NEARLY FIVE months after India urged the International Court of Justice (ICJ) at The Hague to annul the death sentence handed by a Pakistani military court to former Indian Navy officer Kulbhushan Jadhav, and order his immediate release, the court will deliver its judgment on July 17.
“A public sitting will take place at 3 pm (6.30 pm IST) at the Peace Palace in The Hague, during which Judge Abdulqawi Ahmed Yusuf, President of the Court, will read the Court’s decision,” a statement by the ICJ, which is the UN’s principal judicial organ, said Thursday.
India is likely to send its legal and official team, comprising lawyer Harish Salve and Ministry of External Affairs Joint Secretary (Pakistan, Afghanistan and Iran), Deepak Mittal, to the Netherlands for the judgment.
Pakistan claims to have arrested Jadhav, a retired Navy officer, within its borders on March 3, 2016. India was informed of the arrest on March 25, 2016, when the Pakistan Foreign Secretary raised the matter with the Indian High Commissioner in Islamabad. On that day, India sought consular access to Jadhav at the earliest.
In April 2017, 48-year-old Jadhav was sentenced to death on charges of espionage and terrorism. On May 8 that year, New Delhi moved the ICJ against the “farcical trial” by Pakistan’s military court. It also raised the “egregious violation” of provisions of the Vienna Convention on Consular Relations, 1963, by Pakistan, which repeatedly denied consular access to Jadhav.
A 10-member bench of the ICJ then restrained Pakistan from executing Jadhav until adjudication of the case. It also set a timetable for the public hearing in the high-profile case from February 18 to 21 this year at the Peace Palace in The Hague, the Netherlands.
In February, the two countries presented their arguments before the full bench, which comprised of an ad hoc judge from Pakistan as well since former Indian judge Justice Dalveer Bhandari is on the bench.
In its plea, New Delhi told the court that, as a last resort, it could direct Pakistan to hold Jadhav’s trial in a “civilian court” and grant him all the legal recourse, including consular access. However, it maintained that its first plea remains that Jadhav should be released and given safe passage, and that the military court’s conviction be annulled.
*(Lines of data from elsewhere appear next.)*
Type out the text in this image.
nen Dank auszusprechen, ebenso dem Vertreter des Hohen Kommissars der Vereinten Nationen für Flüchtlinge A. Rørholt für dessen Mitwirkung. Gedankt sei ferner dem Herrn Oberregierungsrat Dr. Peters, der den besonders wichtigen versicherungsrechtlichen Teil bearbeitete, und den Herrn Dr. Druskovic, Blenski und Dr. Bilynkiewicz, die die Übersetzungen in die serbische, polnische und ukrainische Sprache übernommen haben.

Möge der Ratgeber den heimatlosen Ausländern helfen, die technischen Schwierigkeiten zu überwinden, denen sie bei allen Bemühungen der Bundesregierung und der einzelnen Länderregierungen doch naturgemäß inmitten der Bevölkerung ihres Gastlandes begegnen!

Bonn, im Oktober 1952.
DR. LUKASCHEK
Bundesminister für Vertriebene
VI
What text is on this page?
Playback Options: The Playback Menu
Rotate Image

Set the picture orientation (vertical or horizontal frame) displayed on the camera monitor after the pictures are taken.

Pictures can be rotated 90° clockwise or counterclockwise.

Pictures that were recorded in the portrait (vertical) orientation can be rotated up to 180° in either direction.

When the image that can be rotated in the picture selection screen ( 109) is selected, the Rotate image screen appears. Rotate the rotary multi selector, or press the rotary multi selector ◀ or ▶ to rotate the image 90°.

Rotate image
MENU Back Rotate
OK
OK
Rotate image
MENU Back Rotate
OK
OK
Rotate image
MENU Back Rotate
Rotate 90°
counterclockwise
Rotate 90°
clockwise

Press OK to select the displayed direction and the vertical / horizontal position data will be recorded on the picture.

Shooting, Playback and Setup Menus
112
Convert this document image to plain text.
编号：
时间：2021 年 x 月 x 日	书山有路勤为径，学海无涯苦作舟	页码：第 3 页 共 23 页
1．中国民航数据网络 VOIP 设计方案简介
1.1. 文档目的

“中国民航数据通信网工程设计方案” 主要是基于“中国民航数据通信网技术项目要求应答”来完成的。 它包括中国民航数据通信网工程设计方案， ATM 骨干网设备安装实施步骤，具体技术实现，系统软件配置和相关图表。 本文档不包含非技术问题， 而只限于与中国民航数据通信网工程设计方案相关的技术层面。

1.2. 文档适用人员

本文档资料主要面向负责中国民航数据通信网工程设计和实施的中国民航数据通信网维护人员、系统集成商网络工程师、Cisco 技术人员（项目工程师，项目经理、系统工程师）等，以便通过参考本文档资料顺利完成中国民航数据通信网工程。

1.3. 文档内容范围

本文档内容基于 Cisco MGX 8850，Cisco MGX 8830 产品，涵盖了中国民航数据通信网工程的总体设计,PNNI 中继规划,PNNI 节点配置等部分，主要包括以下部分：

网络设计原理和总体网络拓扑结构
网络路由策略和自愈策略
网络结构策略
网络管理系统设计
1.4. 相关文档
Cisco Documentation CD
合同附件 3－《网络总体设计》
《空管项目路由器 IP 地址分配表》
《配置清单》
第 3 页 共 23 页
These options were spelt out by joint secretary Mittal at the ICJ.
India’s demand to nullify the military court’s decision indicated a marked shift from its earlier plea in May 2017, when New Delhi had sought “immediate suspension” of the death sentence, its anullment and if that was not possible, for ICJ to declare the decision as “illegal” and release Jadhav.
India had based its case on two broad issues — breach of Vienna Convention on consular access and the process of resolution.
Pakistan insists that the Jadhav is a “spy” and not a businessman. It claims that its security forces arrested him from the restive Balochistan province after he reportedly crossed over from Iran.
However, India maintains that Jadhav was kidnapped from Iran where he had business interests after retiring from the Navy. Jadhav’s sentencing had evoked a sharp reaction in India, especially after Pakistan rejected its ICJ plea for consular access, claiming that New Delhi wants to get the information gathered by its “spy”.
Pakistan finally facilitated a meeting of Jadhav with his mother and wife in Islamabad on December 25, 2017, after which India protested against Islamabad’s treatment of the two family members.